Das Phantom von Budapest ist ein fürs Fernsehen produziertes US-amerikanisches Horror-Drama von Regisseur Robert Markowitz aus dem Jahr 1983, das thematisch auf dem Roman „Das Phantom der Oper“ von Gaston Leroux beruht, jedoch inhaltlich stark abweicht.

Handlung[Bearbeiten | Quelltext bearbeiten]

Budapest am Beginn des 20. Jahrhunderts: Im Budapester Opernhaus finden die Proben für eine Inszenierung von Gounods Faust unter dem renommierten Dirigenten Sandor Korvin statt. Die Rolle der Margarete besetzt Sandor mit seiner jungen, noch unerfahrenen Frau, der Sopranistin Elena, die während der Proben einen Annäherungsversuch des Eigentümers der Oper, Baron Hunyadi, ausschlägt. Dieser fühlt sich nun in seiner Ehre gekränkt und lässt ihr Debüt in einem Fiasko enden.

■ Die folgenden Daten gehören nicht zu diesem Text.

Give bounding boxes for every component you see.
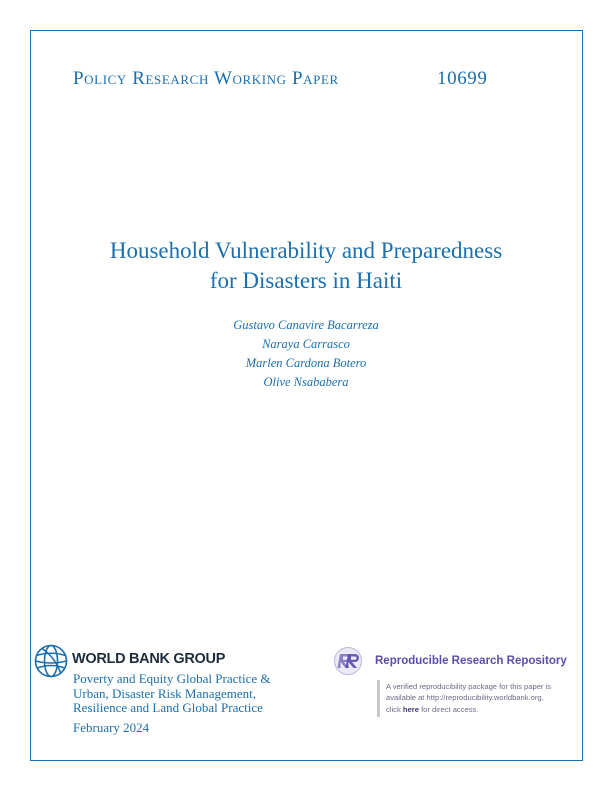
practice-line: Urban, Disaster Risk Management, <box>73 685 257 701</box>
practice-area <box>73 672 270 716</box>
reproducibility-note <box>386 681 586 715</box>
practice-line: Resilience and Land Global Practice <box>73 700 263 715</box>
series-title: Policy Research Working Paper <box>73 68 339 89</box>
paper-number: 10699 <box>437 68 488 89</box>
paper-title <box>0 236 612 296</box>
author-name: Olive Nsababera <box>263 375 349 389</box>
author-name: Naraya Carrasco <box>262 337 350 351</box>
author-name: Gustavo Canavire Bacarreza <box>233 318 379 332</box>
globe-icon <box>33 643 69 679</box>
note-click: click <box>386 704 401 714</box>
author-name: Marlen Cardona Botero <box>245 356 367 370</box>
note-line <box>386 704 586 715</box>
note-line: A verified reproducibility package for this paper is <box>386 682 552 691</box>
note-divider <box>377 680 380 717</box>
title-line-1: Household Vulnerability and Preparedness <box>109 238 503 263</box>
publisher-name: WORLD BANK GROUP <box>72 651 226 667</box>
note-line: available at http://reproducibility.worldbank.org, <box>386 693 544 703</box>
author-list <box>0 316 612 392</box>
here-link[interactable]: here <box>402 704 419 714</box>
publication-date: February 2024 <box>73 720 150 735</box>
rrr-logo-icon <box>333 646 367 676</box>
note-end: for direct access. <box>421 704 479 714</box>
title-line-2: for Disasters in Haiti <box>209 268 403 293</box>
repository-title: Reproducible Research Repository <box>375 655 567 667</box>
practice-line: Poverty and Equity Global Practice & <box>73 671 271 686</box>
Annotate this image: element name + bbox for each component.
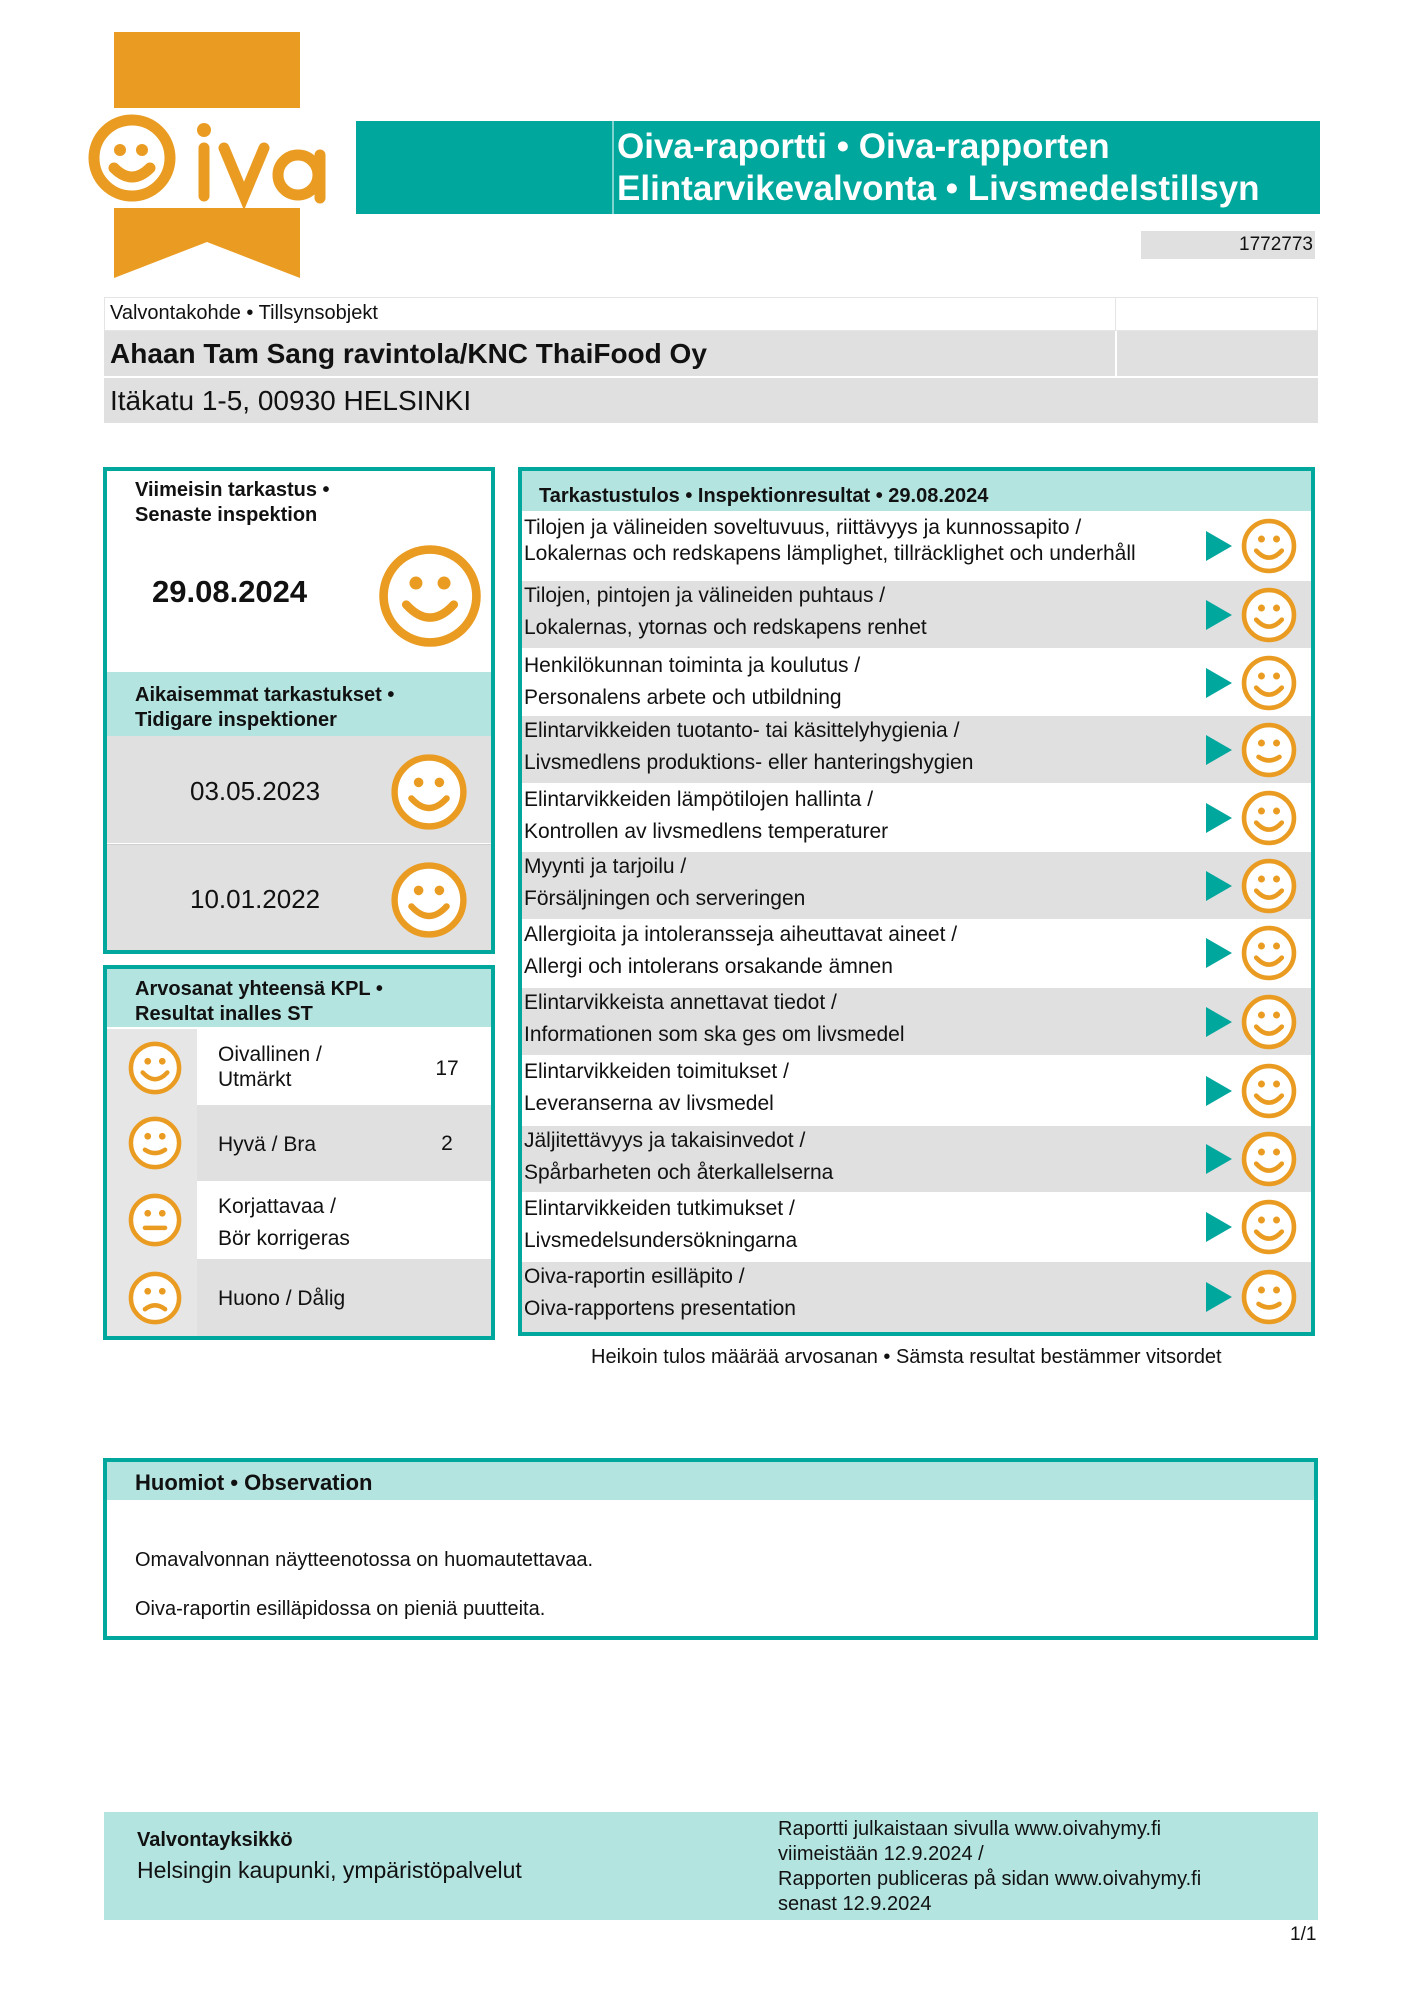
supervision-unit-label: Valvontayksikkö	[137, 1829, 293, 1851]
play-arrow-icon	[1206, 938, 1232, 968]
result-label-fi: Elintarvikkeiden tutkimukset /	[524, 1197, 795, 1220]
result-label-sv: Lokalernas och redskapens lämplighet, tillräcklighet och underhåll	[524, 542, 1136, 565]
excellent-smiley-icon	[1240, 924, 1298, 982]
rating-counts-label-2: Resultat inalles ST	[135, 1003, 313, 1025]
play-arrow-icon	[1206, 1282, 1232, 1312]
publish-info-line-2: viimeistään 12.9.2024 /	[778, 1843, 984, 1865]
result-label-fi: Jäljitettävyys ja takaisinvedot /	[524, 1129, 806, 1152]
excellent-smiley-icon	[1240, 586, 1298, 644]
observation-line: Oiva-raportin esilläpidossa on pieniä puutteita.	[135, 1598, 546, 1620]
earlier-inspection-date: 03.05.2023	[190, 776, 321, 806]
result-label-fi: Allergioita ja intoleransseja aiheuttavat aineet /	[524, 923, 958, 946]
count-label-poor: Huono / Dålig	[218, 1287, 346, 1310]
results-header: Tarkastustulos • Inspektionresultat • 29.08.2024	[539, 485, 989, 507]
target-label-divider	[1115, 297, 1116, 331]
result-label-sv: Spårbarheten och återkallelserna	[524, 1161, 834, 1184]
play-arrow-icon	[1206, 600, 1232, 630]
result-label-fi: Elintarvikkeiden tuotanto- tai käsittelyhygienia /	[524, 719, 960, 742]
excellent-smiley-icon	[127, 1040, 183, 1096]
result-label-fi: Elintarvikkeiden toimitukset /	[524, 1060, 789, 1083]
neutral-face-icon	[127, 1192, 183, 1248]
latest-inspection-label-2: Senaste inspektion	[135, 504, 318, 526]
play-arrow-icon	[1206, 1076, 1232, 1106]
result-label-fi: Elintarvikkeista annettavat tiedot /	[524, 991, 837, 1014]
good-smiley-icon	[127, 1115, 183, 1171]
report-title-line-1: Oiva-raportti • Oiva-rapporten	[617, 127, 1110, 166]
result-label-fi: Oiva-raportin esilläpito /	[524, 1265, 745, 1288]
page-number: 1/1	[1290, 1924, 1317, 1945]
result-label-fi: Elintarvikkeiden lämpötilojen hallinta /	[524, 788, 874, 811]
excellent-smiley-icon	[1240, 857, 1298, 915]
target-name: Ahaan Tam Sang ravintola/KNC ThaiFood Oy	[110, 338, 707, 369]
result-label-fi: Tilojen ja välineiden soveltuvuus, riittävyys ja kunnossapito /	[524, 516, 1082, 539]
earlier-inspection-date: 10.01.2022	[190, 884, 321, 914]
count-label-excellent-sv: Utmärkt	[218, 1068, 292, 1091]
result-label-sv: Personalens arbete och utbildning	[524, 686, 842, 709]
earlier-inspections-label-2: Tidigare inspektioner	[135, 709, 337, 731]
result-label-sv: Försäljningen och serveringen	[524, 887, 806, 910]
count-value-good: 2	[441, 1132, 453, 1155]
results-note: Heikoin tulos määrää arvosanan • Sämsta resultat bestämmer vitsordet	[591, 1346, 1222, 1368]
excellent-smiley-icon	[1240, 1198, 1298, 1256]
excellent-smiley-icon	[389, 752, 469, 832]
result-label-sv: Leveranserna av livsmedel	[524, 1092, 774, 1115]
count-label-correct: Korjattavaa /	[218, 1195, 336, 1218]
count-label-correct-sv: Bör korrigeras	[218, 1227, 350, 1250]
result-label-sv: Lokalernas, ytornas och redskapens renhet	[524, 616, 927, 639]
excellent-smiley-icon	[1240, 517, 1298, 575]
header-divider	[612, 121, 614, 214]
count-label-excellent: Oivallinen /	[218, 1043, 322, 1066]
result-label-sv: Kontrollen av livsmedlens temperaturer	[524, 820, 889, 843]
target-name-divider	[1115, 331, 1117, 376]
sad-face-icon	[127, 1270, 183, 1326]
latest-inspection-date: 29.08.2024	[152, 574, 308, 609]
play-arrow-icon	[1206, 668, 1232, 698]
supervision-unit-name: Helsingin kaupunki, ympäristöpalvelut	[137, 1857, 522, 1883]
observation-header: Huomiot • Observation	[135, 1470, 373, 1495]
latest-inspection-label-1: Viimeisin tarkastus •	[135, 479, 330, 501]
oiva-logo	[80, 30, 340, 280]
logo-text: Oiva	[80, 30, 83, 31]
play-arrow-icon	[1206, 871, 1232, 901]
excellent-smiley-icon	[1240, 1062, 1298, 1120]
result-label-fi: Henkilökunnan toiminta ja koulutus /	[524, 654, 861, 677]
count-value-excellent: 17	[435, 1057, 459, 1080]
target-address: Itäkatu 1-5, 00930 HELSINKI	[110, 385, 472, 416]
play-arrow-icon	[1206, 803, 1232, 833]
result-label-sv: Livsmedlens produktions- eller hanteringshygien	[524, 751, 974, 774]
publish-info-line-4: senast 12.9.2024	[778, 1893, 932, 1915]
excellent-smiley-icon	[389, 860, 469, 940]
play-arrow-icon	[1206, 531, 1232, 561]
rating-counts-label-1: Arvosanat yhteensä KPL •	[135, 978, 383, 1000]
result-label-sv: Informationen som ska ges om livsmedel	[524, 1023, 905, 1046]
result-label-sv: Livsmedelsundersökningarna	[524, 1229, 798, 1252]
result-label-fi: Tilojen, pintojen ja välineiden puhtaus /	[524, 584, 886, 607]
report-title-line-2: Elintarvikevalvonta • Livsmedelstillsyn	[617, 169, 1260, 208]
result-label-fi: Myynti ja tarjoilu /	[524, 855, 687, 878]
count-label-good: Hyvä / Bra	[218, 1133, 317, 1156]
report-id: 1772773	[1141, 231, 1315, 259]
play-arrow-icon	[1206, 735, 1232, 765]
publish-info-line-3: Rapporten publiceras på sidan www.oivahymy.fi	[778, 1868, 1202, 1890]
good-smiley-icon	[1240, 1268, 1298, 1326]
target-label: Valvontakohde • Tillsynsobjekt	[110, 302, 378, 324]
excellent-smiley-icon	[1240, 993, 1298, 1051]
earlier-inspections-label-1: Aikaisemmat tarkastukset •	[135, 684, 395, 706]
good-smiley-icon	[1240, 721, 1298, 779]
play-arrow-icon	[1206, 1007, 1232, 1037]
excellent-smiley-icon	[1240, 789, 1298, 847]
result-label-sv: Oiva-rapportens presentation	[524, 1297, 796, 1320]
excellent-smiley-icon	[1240, 654, 1298, 712]
play-arrow-icon	[1206, 1144, 1232, 1174]
play-arrow-icon	[1206, 1212, 1232, 1242]
observation-line: Omavalvonnan näytteenotossa on huomautettavaa.	[135, 1549, 594, 1571]
result-label-sv: Allergi och intolerans orsakande ämnen	[524, 955, 893, 978]
excellent-smiley-icon	[376, 542, 484, 650]
publish-info-line-1: Raportti julkaistaan sivulla www.oivahymy.fi	[778, 1818, 1162, 1840]
excellent-smiley-icon	[1240, 1130, 1298, 1188]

Das Publikum pfeift sie gnadenlos aus, und der anerkannte Opernkritiker Kraus setzt, „inspiriert“ durch ein üppiges Trinkgeld des Barons, noch am selben Abend eine vernichtende Kritik in die Zeitung. In ihrer Verzweiflung nimmt sich Elena das Leben: Sie stürzt sich in die Donau. Sandor hat seinen gesamten Lebensinhalt verloren und beginnt einen grausamen Rachefeldzug, um den zu finden, der die Verantwortung für den Tod seiner Frau trägt.

Er sucht den Kritiker auf, um ihn zur Rede zu stellen, doch die Situation eskaliert, es kommt zu einem Kampf, bei dem Kraus erschossen wird und ein volles Glas Schwefelsäure sich über Sandors Gesicht ergießt. Bis zur Unkenntlichkeit entstellt, zieht er sich in die Gewölbe unter der Oper zurück, um auf den geeigneten Moment für seine Rache zu warten.

Vier Jahre später: Unter der Leitung des jungen Regisseurs Michael Hartnell soll eine Neuinszenierung von „Faust“ mit der überheblichen Diva Brigida Bianchi aufgeführt werden. Nach einem Streit mit Madame Bianchi nimmt er die junge Maria Gianelli als Zweitbesetzung her. Auch Sandor, der nun als maskiertes Phantom sein Unwesen im Haus treibt, hat die junge Frau entdeckt und glaubt in ihr seine verstorbene Frau Elena wiederzuerkennen. Er nimmt Kontakt zu ihr auf und bietet ihr an, ihre Stimme zur Perfektion auszubilden. Dazu lädt er sie in sein altes Haus ein und bittet sie, die Kleider aus dem Schrank während der Proben zu tragen und niemandem von diesem Ort zu erzählen.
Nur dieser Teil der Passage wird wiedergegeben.